DALE DRINNON: "Nine Nostrilled/Eight gilled" Giant Eels

Dale started at IUPUI hoping for a degree in Biology before changing to Anthropology and as a result, has a very diverse background in Geology, Zoology, Paleontology, Anatomy, Archaeology, Psychology, Sociology, Literature, Latin, Popular Culture, Film criticism, Mythology and Folklore, and various individual human cultures especially mentioning those of the Pacific and the Americas.

He has a working knowledge of every human fossil find up until his graduation and every important Cryptozoological sighting up to that point.

He has been an amateur along on archaeological excavations in Indiana as well as doing some local tracking of Bigfoot there.

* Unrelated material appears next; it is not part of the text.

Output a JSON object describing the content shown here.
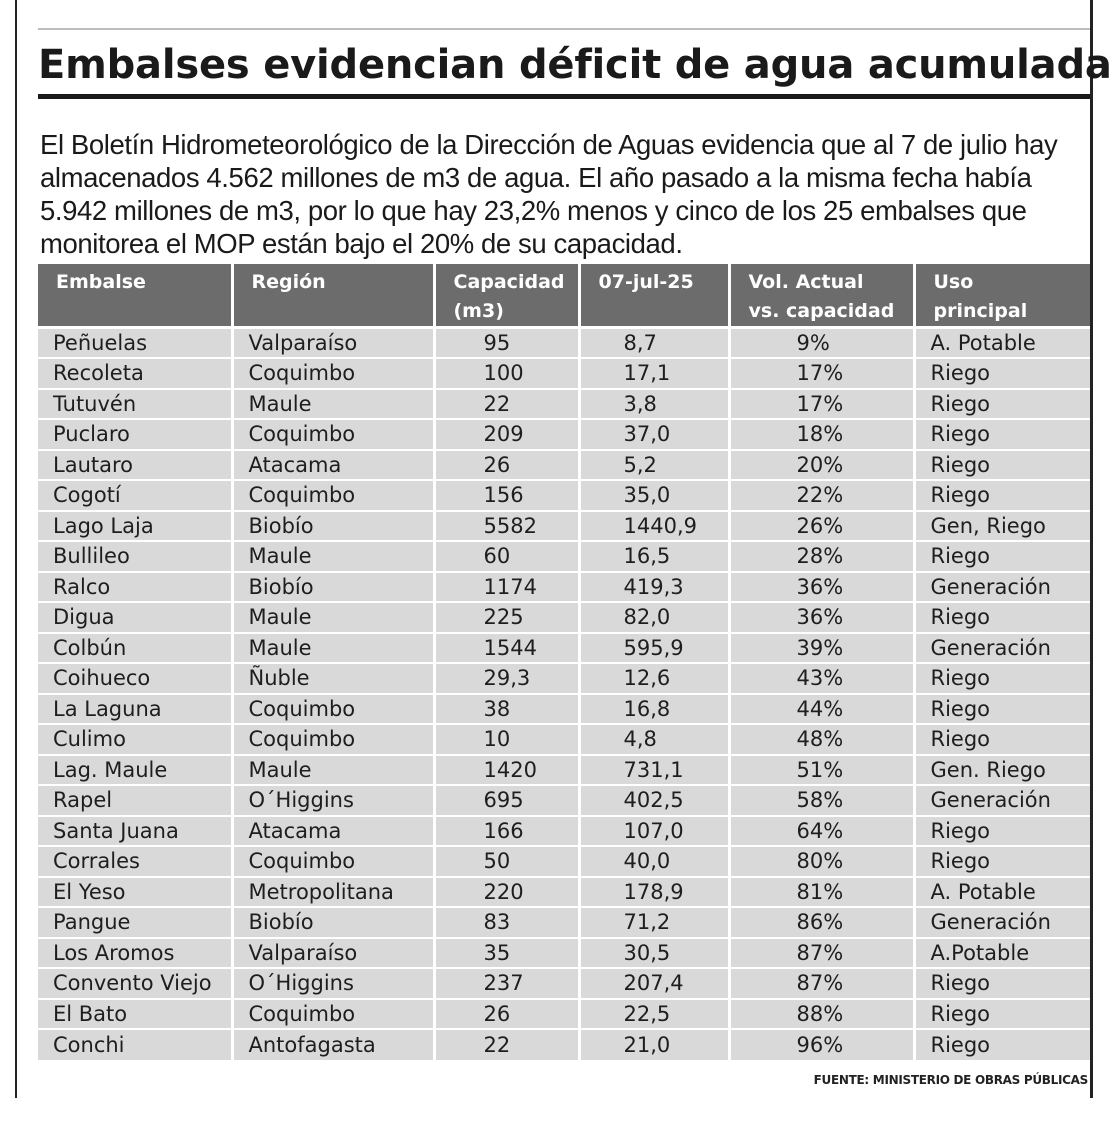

Now he is on the CFZ bloggo....

While I was writing around to various pople about the problem of certain Giant-Eel type water monsters, following Linsay Selby's blog entry and mentioning Rafinesque's "Octopos bicolor", a member of `Frontiers of Zoology`emailed me privately and said that the reference was to lampreys. And it would be wrong, the eels in question would be nothing related to lampreys; the explanation then offered that laymen not knowing any zoological difference between lampreys and ordinary eels merely ASSUMED they were the same and added the detail that the giant eels they saw had lamprey gills-in different, unrelated parts of the world-just to add an element of verisimilitude to the reports.

The line of openings behind the eye in lampreys is also never eight or nine as in these reports, so presumably multiplying the number goes along with the much larger reported eel.

This does seem to be the best fit of all the suggested options I have heard so far. So rather than reinforcing each other, the information tends to discredit every one of those independant reports. Which is rather disheartening but probably being more pragmatic about such things.